既にご存じの通り胴体に翼や足は無いので、動きはほぼ蛇と同じだ。
胴体に見合った巨大な顎を飛び退いて躱すと、ガキンと空振りした牙が打ち鳴らされた。
胴体への怒涛の攻撃に堪らず頭部が戻ってきたのだろう。
「よし、集落への進行は防いだ。あとは迎撃部隊が到着するまでの辛抱だ。頭が戻ってきてこちらが見えている分攻撃が鋭くなる。無理はするな」
イレーヌの言葉通り受動的だった攻撃が一転して能動的なものに切替わった。
鳥足やイレーヌの剣で切りつけられ身じろぐだけだったが、今は向こうから体当たりを仕掛けてくる。

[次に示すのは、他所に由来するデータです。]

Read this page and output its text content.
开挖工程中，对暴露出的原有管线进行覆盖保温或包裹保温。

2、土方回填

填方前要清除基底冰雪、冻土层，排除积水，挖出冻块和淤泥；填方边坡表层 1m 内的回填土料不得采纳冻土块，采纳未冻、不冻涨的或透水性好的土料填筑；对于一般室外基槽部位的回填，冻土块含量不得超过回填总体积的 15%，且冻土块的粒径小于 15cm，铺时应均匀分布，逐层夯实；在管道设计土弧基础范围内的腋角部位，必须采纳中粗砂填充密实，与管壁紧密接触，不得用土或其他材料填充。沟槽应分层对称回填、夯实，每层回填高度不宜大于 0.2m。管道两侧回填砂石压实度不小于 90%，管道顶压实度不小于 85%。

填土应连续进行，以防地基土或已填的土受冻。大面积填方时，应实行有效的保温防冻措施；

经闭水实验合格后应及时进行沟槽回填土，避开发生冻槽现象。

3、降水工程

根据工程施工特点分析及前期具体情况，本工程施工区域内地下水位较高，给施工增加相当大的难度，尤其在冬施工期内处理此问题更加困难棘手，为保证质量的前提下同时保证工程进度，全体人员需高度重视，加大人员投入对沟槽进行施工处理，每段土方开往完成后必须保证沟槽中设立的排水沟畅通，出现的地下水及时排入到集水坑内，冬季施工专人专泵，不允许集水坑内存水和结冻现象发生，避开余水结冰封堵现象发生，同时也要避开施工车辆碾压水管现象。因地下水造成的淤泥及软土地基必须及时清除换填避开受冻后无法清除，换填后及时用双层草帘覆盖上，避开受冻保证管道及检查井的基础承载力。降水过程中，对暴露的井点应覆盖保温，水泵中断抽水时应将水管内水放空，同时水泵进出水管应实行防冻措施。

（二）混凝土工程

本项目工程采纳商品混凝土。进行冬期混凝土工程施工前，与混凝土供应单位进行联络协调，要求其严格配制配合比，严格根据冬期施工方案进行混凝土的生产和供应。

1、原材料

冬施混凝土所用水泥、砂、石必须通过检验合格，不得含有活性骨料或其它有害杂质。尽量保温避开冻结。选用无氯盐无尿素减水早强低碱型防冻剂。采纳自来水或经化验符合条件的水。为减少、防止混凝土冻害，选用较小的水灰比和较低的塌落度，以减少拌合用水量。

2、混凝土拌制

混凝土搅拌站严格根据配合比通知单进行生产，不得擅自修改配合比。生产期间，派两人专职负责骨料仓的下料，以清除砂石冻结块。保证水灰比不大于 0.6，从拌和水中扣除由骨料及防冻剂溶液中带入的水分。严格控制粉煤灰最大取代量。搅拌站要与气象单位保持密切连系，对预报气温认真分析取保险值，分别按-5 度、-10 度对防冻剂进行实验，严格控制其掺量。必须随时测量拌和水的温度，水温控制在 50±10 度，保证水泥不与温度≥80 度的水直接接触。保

更に頭部の噛みつきも加わったので一気に防戦一方になってしまった。
一発でも直撃すれば即死しそうな猛攻を二人で躱し続ける。
死にゲーのボス戦で体力を一定量減らしたから、攻撃パターンが変わったようなものか。
人間性や啓蒙を捧げたくなるな。
「シンク……〈守護竜〉は助けてくれないのか?これこそ守護案件だと思うけど」
「〈守護竜〉様はあくまでリージスの樹海の外部からの脅威に対しての守護だ。基本的に樹海内での生存競争には関与しない」
「それは残念だ」
〈森崩し〉が圧し折り、弾き飛ばししてきた巨木を蹴り上げて防ぐ。
少しずつ押し込まれていたため森林破壊も広がり、野球の内野グラウンドくらいの範囲が耕されている。
このまま外野の分も耕されるかと思った時、横合いから無数の矢が〈森崩し〉目掛けて飛来した。
いくつもの鏃が鱗を貫通して突き刺さると、〈森崩し〉は苦悶の呻き声を上げながら後退する。
「待たせたな」
弓兵を率いて現れたのは、年季の入った皮鎧を着込んだ豹人族の男だ。
頬に古傷のある偉丈夫で、イレーヌが言っていたもう一人の〈狩人の目〉持ちだろう。
「まずは遠距離から削る。今のうちに体を休めろ。それにしてもよく一人で……!?」
ゆるキャラの存在に気が付いた男が驚きの表情を浮かべる。
「大丈夫だガルド。彼が例の異邦人のトウジ殿だ」
「異邦……人?」
おう、いい加減その反応にも慣れてきたぞ。
「お言葉に甘えて下がらせてもらおうか」
ガルドと呼ばれた男の戸惑いは置いといて、イレーヌと共に下がって体を休める。
長い事激しく動き回っていたため、イレーヌは汗だくになり肩で息をしていた。
一方でゆるキャラの体には発汗機能が無く、汗はひとつもかいていない。
かといって体温が上がっている自覚も無いし、多少の疲労感はあるが体調に大きな変化はない。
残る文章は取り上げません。